During the hearing of an appeal accusing the Madhya Pradesh government of misusing its discretionary power in allotting institutional land, a bench comprising Justice G S Singhvi and Justice A K Ganguly expressed regret over the trend of decline that began within the highest temple of judiciary way back in the 70s.
It concurred with senior advocate Ravi Shankar Prasad that the Supreme Court of today could not be compared with that of the 1950s."Yes, the worst has come from here (apex court). It started in the 70s. In 1976 and then again in 1986 when the court allowed discretionary allotments to the President, Prime Minister, ministers and even to the judges," the bench remarked. "And we must accept this," it added candidly.
This is second time the SC has expressed regret for delivering the 1976 judgement that held a citizen's right to life and liberty could be suspended during the emergency that lasted from June 1975 to March 1977.
The apex court expressed its anguish when Prasad, agreeing with the bench over abuse of discretionary powers by various governments, said there was a decline in the moral values of all pillars of democracy. "There is a decline even of this institution (judiciary)," he contended, adding: "We must, however, trust the inner strength of democracy."
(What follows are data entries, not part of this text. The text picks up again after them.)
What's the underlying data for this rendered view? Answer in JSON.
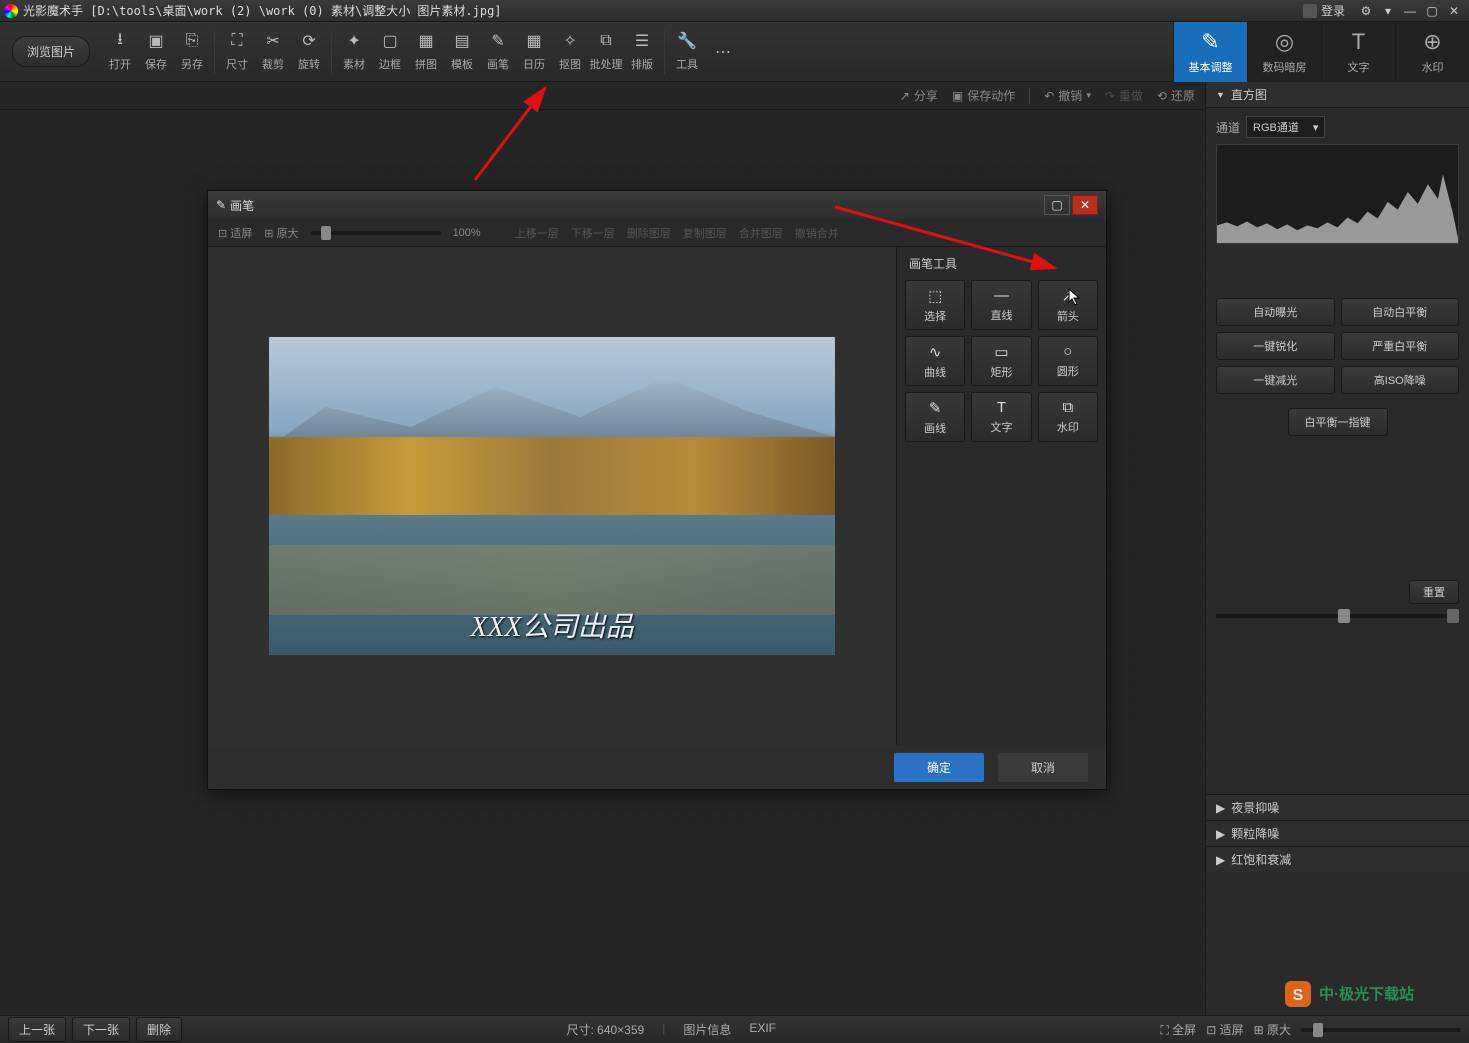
{
  "title": "光影魔术手 [D:\\tools\\桌面\\work (2) \\work (0) 素材\\调整大小 图片素材.jpg]",
  "login_label": "登录",
  "browse_label": "浏览图片",
  "toolbar": [
    {
      "id": "open",
      "label": "打开",
      "icon": "⭳"
    },
    {
      "id": "save",
      "label": "保存",
      "icon": "▣"
    },
    {
      "id": "saveas",
      "label": "另存",
      "icon": "⎘"
    },
    {
      "id": "div",
      "label": "",
      "icon": ""
    },
    {
      "id": "size",
      "label": "尺寸",
      "icon": "⛶"
    },
    {
      "id": "crop",
      "label": "裁剪",
      "icon": "✂"
    },
    {
      "id": "rotate",
      "label": "旋转",
      "icon": "⟳"
    },
    {
      "id": "div",
      "label": "",
      "icon": ""
    },
    {
      "id": "material",
      "label": "素材",
      "icon": "✦"
    },
    {
      "id": "frame",
      "label": "边框",
      "icon": "▢"
    },
    {
      "id": "puzzle",
      "label": "拼图",
      "icon": "▦"
    },
    {
      "id": "template",
      "label": "模板",
      "icon": "▤"
    },
    {
      "id": "brush",
      "label": "画笔",
      "icon": "✎"
    },
    {
      "id": "calendar",
      "label": "日历",
      "icon": "▦"
    },
    {
      "id": "cutout",
      "label": "抠图",
      "icon": "✧"
    },
    {
      "id": "batch",
      "label": "批处理",
      "icon": "⧉"
    },
    {
      "id": "layout",
      "label": "排版",
      "icon": "☰"
    },
    {
      "id": "div",
      "label": "",
      "icon": ""
    },
    {
      "id": "tools",
      "label": "工具",
      "icon": "🔧"
    },
    {
      "id": "more",
      "label": "",
      "icon": "⋯"
    }
  ],
  "righttabs": [
    {
      "id": "basic",
      "label": "基本调整",
      "icon": "✎",
      "active": true
    },
    {
      "id": "darkroom",
      "label": "数码暗房",
      "icon": "◎"
    },
    {
      "id": "text",
      "label": "文字",
      "icon": "T"
    },
    {
      "id": "watermark",
      "label": "水印",
      "icon": "⊕"
    }
  ],
  "secondbar": {
    "share": "分享",
    "save_action": "保存动作",
    "undo": "撤销",
    "redo": "重做",
    "restore": "还原"
  },
  "rightpanel": {
    "histogram_title": "直方图",
    "channel_label": "通道",
    "channel_value": "RGB通道",
    "auto_buttons": [
      "自动曝光",
      "自动白平衡",
      "一键锐化",
      "严重白平衡",
      "一键减光",
      "高ISO降噪"
    ],
    "wb_button": "白平衡一指键",
    "reset": "重置",
    "accordions": [
      "夜景抑噪",
      "颗粒降噪",
      "红饱和衰减"
    ]
  },
  "dialog": {
    "title": "画笔",
    "fit": "适屏",
    "orig": "原大",
    "zoom": "100%",
    "layer_ops": [
      "上移一层",
      "下移一层",
      "删除图层",
      "复制图层",
      "合并图层",
      "撤销合并"
    ],
    "tools_header": "画笔工具",
    "tools": [
      {
        "id": "select",
        "label": "选择",
        "icon": "⬚"
      },
      {
        "id": "line",
        "label": "直线",
        "icon": "—"
      },
      {
        "id": "arrow",
        "label": "箭头",
        "icon": "↗"
      },
      {
        "id": "curve",
        "label": "曲线",
        "icon": "∿"
      },
      {
        "id": "rect",
        "label": "矩形",
        "icon": "▭"
      },
      {
        "id": "circle",
        "label": "圆形",
        "icon": "○"
      },
      {
        "id": "draw",
        "label": "画线",
        "icon": "✎"
      },
      {
        "id": "text",
        "label": "文字",
        "icon": "T"
      },
      {
        "id": "wmark",
        "label": "水印",
        "icon": "⧉"
      }
    ],
    "ok": "确定",
    "cancel": "取消",
    "watermark_text": "XXX公司出品"
  },
  "bottombar": {
    "prev": "上一张",
    "next": "下一张",
    "delete": "删除",
    "size_label": "尺寸:",
    "size_value": "640×359",
    "info": "图片信息",
    "exif": "EXIF",
    "fullscreen": "全屏",
    "fit": "适屏",
    "orig": "原大"
  }
}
Prasad's made this argument when the bench lambasted at his client, the Madhya Pradesh government, for misusing its discretionary powers. "Every state government now allots land to those who have money or power. Discretionary allotment has become a malaise. It was meant for public good but in the past 50 years we have witnessed its converse," the bench said.
It added the common man who abides by the law always feels he is a fool.